Being thrown off the ballot was the best thing that ever happened to Montravias King. The national coverage that rained down on the Elizabeth City State University student when a local elections board in North Carolina rejected his initial City Council bid surely helped him break out from the field of candidates. He got the chance to plead his case, and his views, before millions, reaching many more people than a meager campaign budget could ever allow. This week, according to preliminary results, the university senior was the top vote-getter and will get to represent the ward where his school is located. Was turnout affected by the actions of the board in an increasingly partisan state atmosphere where restrictive voting laws have drawn legal action from many groups, including the U.S. Justice Department? King, who never stopped thinking local, didn’t take any chances, knocking on 365 doors for votes, he said in the News & Record. He said that in addition to his fellow students, he had gotten a “great and amazing” reception from older voters. That he had also discussed the issue of voter suppression with MSNBC host Rachel Maddow, who went to North Carolina for the story, was an unexpected extra.
The case could signal some frustration with actions by the Republican-controlled state legislature and governor’s office, a conservative North Carolina turn that triggered protests that continue. And it could preview voting battles ahead, in the state and the nation.

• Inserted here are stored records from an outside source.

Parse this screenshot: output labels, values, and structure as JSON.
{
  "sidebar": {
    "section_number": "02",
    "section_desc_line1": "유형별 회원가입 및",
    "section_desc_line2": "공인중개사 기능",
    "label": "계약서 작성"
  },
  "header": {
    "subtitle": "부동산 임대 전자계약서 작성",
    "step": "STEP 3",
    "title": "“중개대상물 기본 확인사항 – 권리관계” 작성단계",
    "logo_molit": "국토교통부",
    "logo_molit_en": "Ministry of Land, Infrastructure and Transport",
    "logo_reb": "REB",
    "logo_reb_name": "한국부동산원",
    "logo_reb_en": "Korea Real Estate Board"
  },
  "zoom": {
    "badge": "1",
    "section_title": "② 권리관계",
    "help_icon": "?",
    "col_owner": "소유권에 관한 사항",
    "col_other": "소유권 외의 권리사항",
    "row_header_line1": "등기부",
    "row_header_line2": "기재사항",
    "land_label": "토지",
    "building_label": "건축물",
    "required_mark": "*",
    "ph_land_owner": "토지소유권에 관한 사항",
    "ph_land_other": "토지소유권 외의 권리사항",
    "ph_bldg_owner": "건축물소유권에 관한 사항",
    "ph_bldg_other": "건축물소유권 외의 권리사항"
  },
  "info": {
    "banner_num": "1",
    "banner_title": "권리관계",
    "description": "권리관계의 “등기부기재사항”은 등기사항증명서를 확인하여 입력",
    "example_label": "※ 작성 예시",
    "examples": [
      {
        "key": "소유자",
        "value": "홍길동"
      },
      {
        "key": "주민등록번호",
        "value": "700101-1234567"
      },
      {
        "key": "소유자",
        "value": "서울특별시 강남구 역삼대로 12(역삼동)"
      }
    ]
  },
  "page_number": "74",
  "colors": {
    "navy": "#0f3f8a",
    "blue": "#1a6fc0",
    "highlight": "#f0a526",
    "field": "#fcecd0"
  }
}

For a while, it didn’t look good for King. The civics-minded student, active in the NAACP, used his on-campus address – the one he had voted from since he moved there after high school — when he filed for office. Richard “Pete” Gilbert, chairman of the Pasquotank County Republican party, argued, with backup from the Republican-controlled county elections board, that King couldn’t use a dormitory address. Gilbert also used that reasoning to challenge the voting rights of many students at historically black Elizabeth City and purge them from the rolls.